De acordo com o Sindicato dos Transportadores Autônomos de Carga (Sinditac) de Guaíra, os motoristas continuam chegando, mas o acesso aos locais é dificultado pelos veículos estacionados. Os caminhões estão carregados de trigo, soja, milho e fécula de mandioca, que embora sejam alimentos perecíveis, devem chegar ao destino com qualidade inferior à que deixaram o silo.

Sem opção, alguns caminhoneiros estão hospedados nas cidades próximas e outros dormem no próprio veículo.

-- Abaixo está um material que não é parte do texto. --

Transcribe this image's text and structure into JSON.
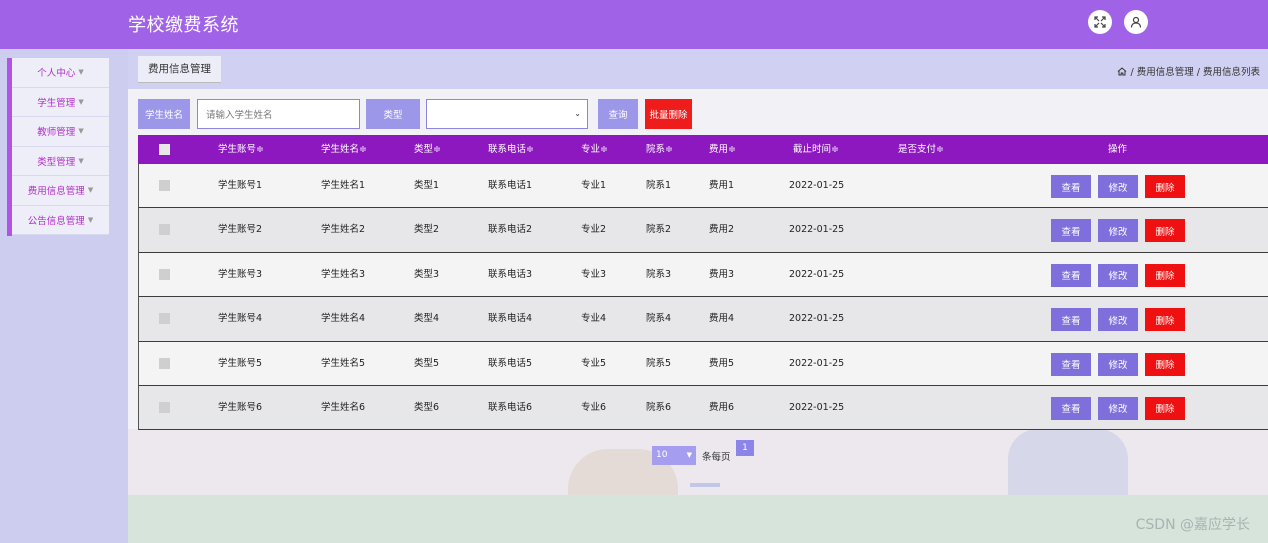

O movimento dos auditores fiscais começou em 18 de junho deste ano pelo aumento de 30,18% do salário, ajuste que repõe as perdas inflacionárias desde o último acordo, em 2010. Os auditores realizam operação padrão nas aduanas e operação crédito zero, na parte administrativa da Receita Federal. A paralisação do Paraná faz parte da Operação Desembaraço Zero, que vai até sexta-feira (23).

De acordo com o presidente do Sindicato dos Auditores Fiscais da Receita Federal de Foz do Iguaçu (PR), Diego Augusto de Sá, o movimento continua até que haja negociação, mas “temos controlado para que não se torne penoso para os transportadores”.

O governo propôs um ajuste de 15,8% a ser pago ao longo dos próximos três anos, mas a proposta foi recusada pela categoria. Se não houver acordo, uma nova paralisação deve ocorrer entre os dias 10 e 14 de dezembro.